The more I think about it, the more I think Benacerraf-style epistemic challenges to mathematical platonism aren’t very strong as stated. The point is that it’s supposed to be unclear how we could come to have knowledge of mathematical entities if they are supposed to be acausal and non-spatio-temporal. But to really put the argument forth like this, it seems that you have to have a fully worked-out epistemological theory that requires causation or location or something else that mathematical objects are supposed to lack. Now I’m no expert in epistemology, but I think if you really had a compelling positive position like this about what knowledge requires, then that in itself would be quite an impressive achievement. Sure, causal theories have been proposed, but from what I understand, the arguments in favor of them are primarily negative and don’t obviously apply to objects that are supposed to be non-physical anyway. And more importantly for me, I don’t really understand causation anyway, and I’m not convinced that it really is a part of a mind-independent reality, so I’m hesitant to require it in any of my philosophical positions.

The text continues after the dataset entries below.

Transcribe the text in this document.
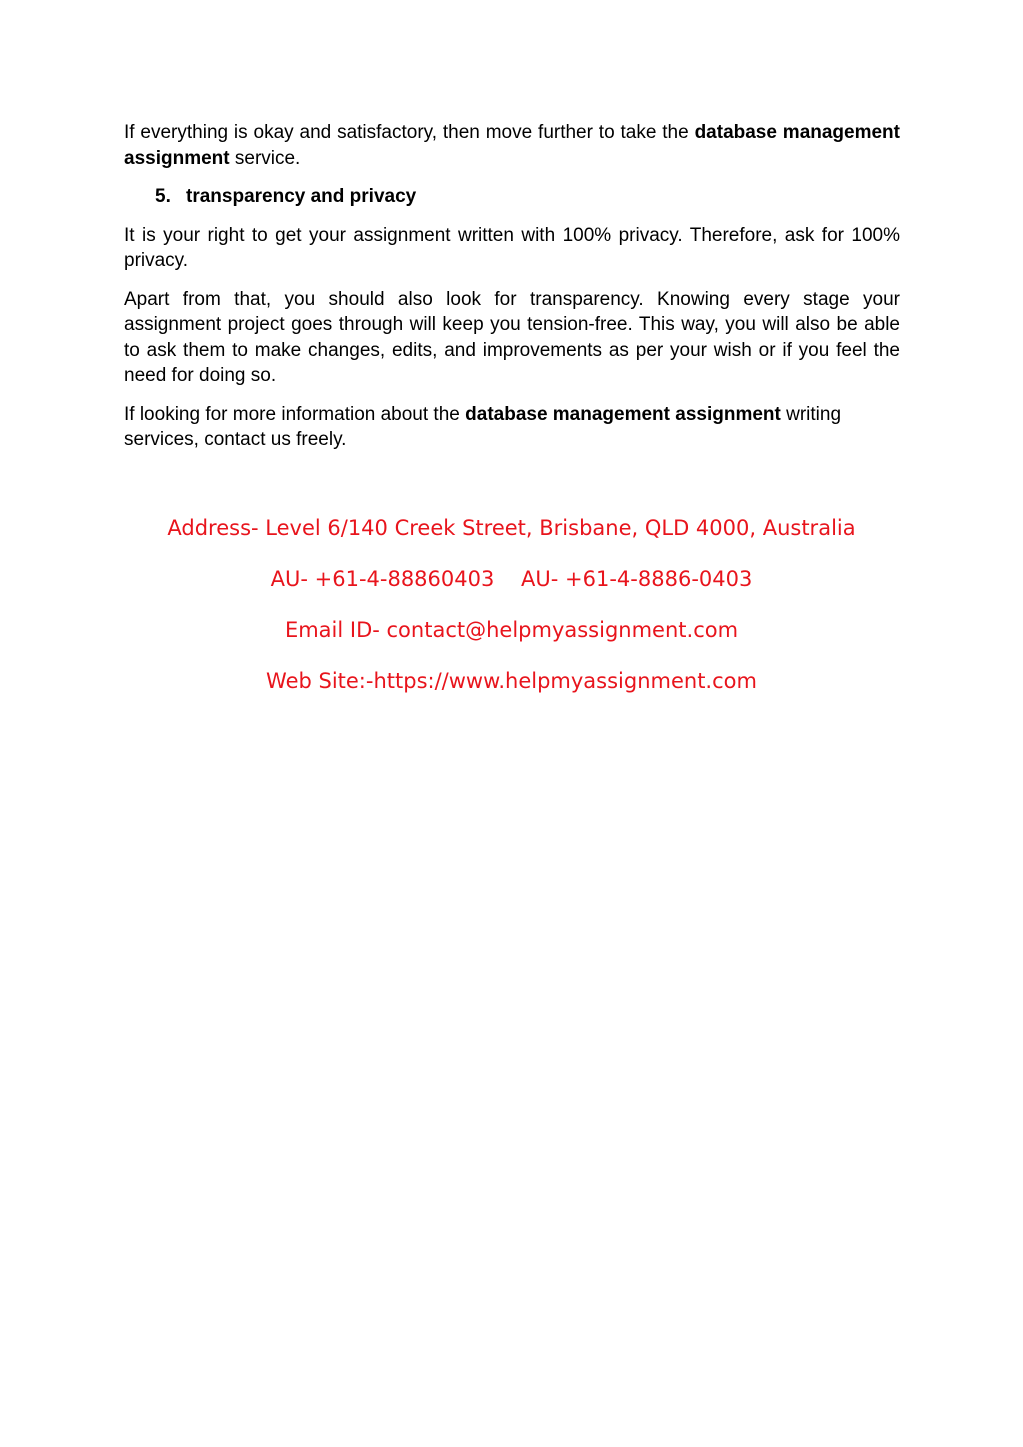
If everything is okay and satisfactory, then move further to take the database management assignment service.

5. transparency and privacy

It is your right to get your assignment written with 100% privacy. Therefore, ask for 100% privacy.

Apart from that, you should also look for transparency. Knowing every stage your assignment project goes through will keep you tension-free. This way, you will also be able to ask them to make changes, edits, and improvements as per your wish or if you feel the need for doing so.

If looking for more information about the database management assignment writing services, contact us freely.

Address- Level 6/140 Creek Street, Brisbane, QLD 4000, Australia
AU- +61-4-88860403    AU- +61-4-8886-0403
Email ID- contact@helpmyassignment.com
Web Site:-https://www.helpmyassignment.com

Burgess and Rosen, in their book A Subject with no Object, point out that in fact it seems plausible that we might be able to have non-causal knowledge even of physical things. For instance, physics might predict that in the last five minutes before the end of the universe, particles called “eschatons” will appear, as part of a unified theory of the cosmos. Perhaps in a more down-to-earth example, it seems that physicists were in a position to claim knowledge about top quarks even before one was ever produced in a position to trigger a causal chain ending with a physicist. This is because the theory as a whole predicted them, and the theory was supported by its variety of other predictions that were causally verified.
I take it that a supporter of a Quine-Putnam argument in favor of mathematical realism could say that our knowledge of mathematical objects is similar, in that they play a role in the scientific theories that predict the phenomena we can observe. (I think that she even might be able to say that they do causally interact with us – is it really clear that the sun interacts causally through Newton’s law of gravitation, but that the gravitational constant and the squaring function don’t?) However, I take it that Hartry Field’s version of physics without mathematical entities would block this sort of argument. If we can construct a nice alternate theory with the same predictive power as Newton’s that doesn’t involve mathematical objects, then the knowledge we have of our theories could at best limit us to the two cases – one with the objects and one without. This doesn’t seem to be knowledge of the objects, even if they do exist.
Burgess and Rosen ask why the nominalist has to both give epistemic arguments against platonism and reconstruct a nominalistic science – if the epistemic arguments were compelling then the reconstruction would be at most a later task for scientists, and if the reconstruction is better than the original then the epistemic argument is unnecessary. However, it seems to me that on the reading I give in this post, the epistemic argument is incomplete without the reconstruction (as long as one admits the possibility of a non-causal theory of knowledge due to holistic support for a theory), and the reconstruction doesn’t obviously give one grounds to prefer the nominalistic theory without the epistemic arguments. Once you’ve got the nominalistic reconstruction, it’s not clear whether the (somewhat more complicated) nominalistic theory is to be preferred over the (more ontologically committed) platonist one, until reflection on the epistemic argument (suitably bolstered by the nominalist reconstruction) shows that even if the objects do exist, we can’t have knowledge of them. Thus, the two arguments work together to point towards nominalism, even though neither alone is sufficient.
I think Burgess and Rosen are right if their point is that this epistemic argument doesn’t fully motivate nominalism, as some nominalists think it does. This is my point in the first paragraph of this post. But I think some strengthenings of the challenge may be able to. The fullest development that I have seen is due to Oystein Linnebo in his paper “Epistemological Challenges to Mathematical Platonism”. Rather than assuming some sort of causal theory of knowledge, the challenge is to ask the platonist to give some sort of story (explainable in platonist terms) of how our judgements about mathematical objects come to be reliable. Our judgements about physical objects are seen to be reliable because of the way patterns of reflected light and vibrating air impinge on certain sensory organs, which are appropriately connected to parts of our brain that form our judgements. It’s really not at all clear where the platonist can begin to give such a story (though Penelope Maddy at least begins in “Perception and Mathematical Intuition”), but such a story should eventually be forthcoming if the theory is correct. This is because although there may not be any sense in which the correlation between our mathematical judgements and mathematical reality (according to the platonist) is counterfactual-supporting, this correlation is still extensive enough to require explanation.
But at any rate, I think that Field doesn’t need an epistemic argument to motivate nominalism – he just needs it to support nominalism given a nominalist reconstruction of science.